Ciudadanos que sujetan edificios y se enfrentan al poder

La actriz Carmen Machi en la Antígona de Miguel del Arco.

La actriz Carmen Machi en la Antígona de Miguel del Arco.

La actriz Carmen Machi en la Antígona de Miguel del Arco.

La actriz Carmen Machi en la ‘Antígona’ de Miguel del Arco.

La exposición ‘Retratos’ en la Fundación Mapfre en Madrid y la ‘Antígona’ del Teatro Kamikaze de Miguel del Arco logran sofocar, en parte, los rigores del calor y la soledad del agosto en la capital. 

Desde hace unos días no dejo de mirar a un niño. Y él me devuelve la mirada. Así lo creo, aunque en realidad el niño tiene la mirada perdida, hacia el suelo. Es una mirada de niño, sí, pero parece la de un adulto, melancólica, resignada, expresa el cansancio de alguien a quien le ha abandonado la vida, el futuro parece no existir, como la de un personaje de Chéjov. A esa apariencia de mirada adulta contribuye la ropa que lleva –una vieja chaqueta sobre una camisa deformada, una rebeca y unos pantalones ajados– y su actitud, las manos en los bolsillos, como si estuviera esperando en una cola para buscar trabajo. La foto está tomada en la calle, a finales de los años cincuenta, en el Barrio Chino (ahora Raval) de Barcelona. El retrato del niño está enmarcado en la parte superior por el brazo de un adulto, extendido, en actitud admonitoria, como si le estuviera dando una orden implacable o quizás regañando. La mano del hombre, su dedo índice, en la fotografía sujeta un edificio. Un poco más allá del encuadre vemos a otros niños, parecen jugar y divertirse. Al fondo, el horizonte, un horizonte que da la espalda al niño de nuestra fotografía.

Esta obra, que no tiene título, pertenece a la serie La calle (1959-1961) y es de Joan Colom, uno de los fotógrafos españoles más singulares de las segunda mitad del siglo XX. Forma parte de la exposición Retratos que se expone en la Fundación Mapfre, en Madrid y que aún está a tiempo de ver, aunque por poco, porque se acaba el 3 de septiembre.

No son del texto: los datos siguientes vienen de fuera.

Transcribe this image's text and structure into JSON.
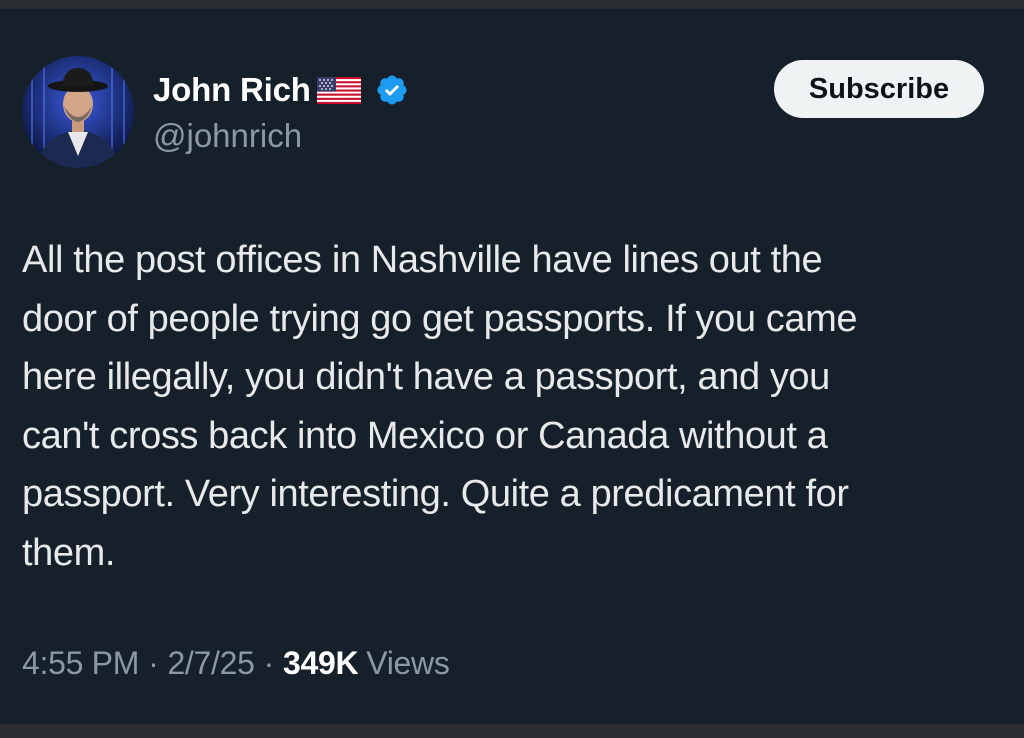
{
  "author": {
    "display_name": "John Rich",
    "handle": "@johnrich"
  },
  "header": {
    "subscribe_label": "Subscribe"
  },
  "tweet": {
    "text": "All the post offices in Nashville have lines out the\ndoor of people trying go get passports. If you came\nhere illegally, you didn't have a passport, and you\ncan't cross back into Mexico or Canada without a\npassport. Very interesting. Quite a predicament for\nthem.",
    "time": "4:55 PM",
    "separator": "·",
    "date": "2/7/25",
    "views_count": "349K",
    "views_label": "Views"
  },
  "icons": {
    "flag": "us-flag-icon",
    "verified": "verified-badge-icon"
  },
  "colors": {
    "background": "#15202b",
    "text_primary": "#e7e9ea",
    "text_secondary": "#8b98a5",
    "verified_blue": "#1d9bf0",
    "button_bg": "#eff3f4"
  }
}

La muestra es un recorrido por el retrato y la fotografía documental del siglo XX a partir de la obra de Diane Arbus, Walker Evans, Alberto García-Alix, Cristina García Rodero, Helen Levitt, Anna Malagrida o Paul Strand, entre otros.

Tendrá que darse prisa también para no perderse Antígona en la versión de Miguel del Arco, en el antiguo teatro Pavón, ahora Kamikaze, en Madrid. El nuevo nombre va sin duda más en consonancia con los tiempos que corren porque hay que ser un kamikaze para dedicarse a la cultura y al teatro en particular. La tragedia de Sófocles, quizás la más singular de las siete que se conservan del dramaturgo griego, es una historia inmortal en torno al conflicto entre el individuo y la sociedad que ha despertado interpretaciones de todo tipo a lo largo de la historia. Creonte, rey de Tebas, prohíbe que se entierre a Polinices, su sobrino, quien ha luchado con los argivos en el asedio a la ciudad. Antígona, hermana de Polinices, se niega a acatar esta prohibición y en su decisión, que lleva aparejada la condena a muerte, arrastra en su desgracia al propio Caronte. El poder del Estado frente al individuo, el sometimiento a las leyes, aun cuando estas sean injustas, la soberbia de los gobernantes, los límites de la razón de Estado, la inflexibilidad en nuestras posturas, el rencor, el pasado que siempre nos acecha (recordemos que Antígona es hija de Edipo y Yocasta), lo íntimo y lo privado frente a lo público, el conflicto entre generaciones, entre el hombre y la mujer, la vida y la muerte. Todo está en los clásicos, en Antígona. “Más que ninguna otra de las tragedias existentes, la Antígona de Sófocles dramatiza la urdimbre de lo íntimo y lo público, de la existencia privada y de la existencia histórica”, escribió Steiner.

En la versión libre de Miguel Ángel del Arco, con una austera puesta en escena, cobra un mayor peso la figura de Creonte, que es ahora una mujer, en un papel interpretado por Carmen Machi. Esta actriz inmensa logra que el espectador sienta el conflicto moral y personal del personaje, la lucha entre lo que le dice la razón y lo que le dictan sus sentimientos. El recién llegado al poder, Creonte, no es ajeno a esa pérdida de contacto de los gobernantes con el pueblo, a una percepción distorsionada de la realidad que le lleva a sospechar de todo el mundo, incluso de su propio hijo, aunque invoque motivos que a priori nos resultan razonables y justificables, puesto que la ley debe ser igual para todos. Pero ¿está la ley humana por encima de las leyes de los dioses, de las leyes naturales? Es lo que se pregunta Antígona, quien es capaz de llevar su decisión de enterrar a su hermano hasta las últimas consecuencias. “No he nacido para compartir el odio, sino el amor”, dice Antígona en uno de los momentos más intensos de la obra, una frase que retumba hasta nuestros días.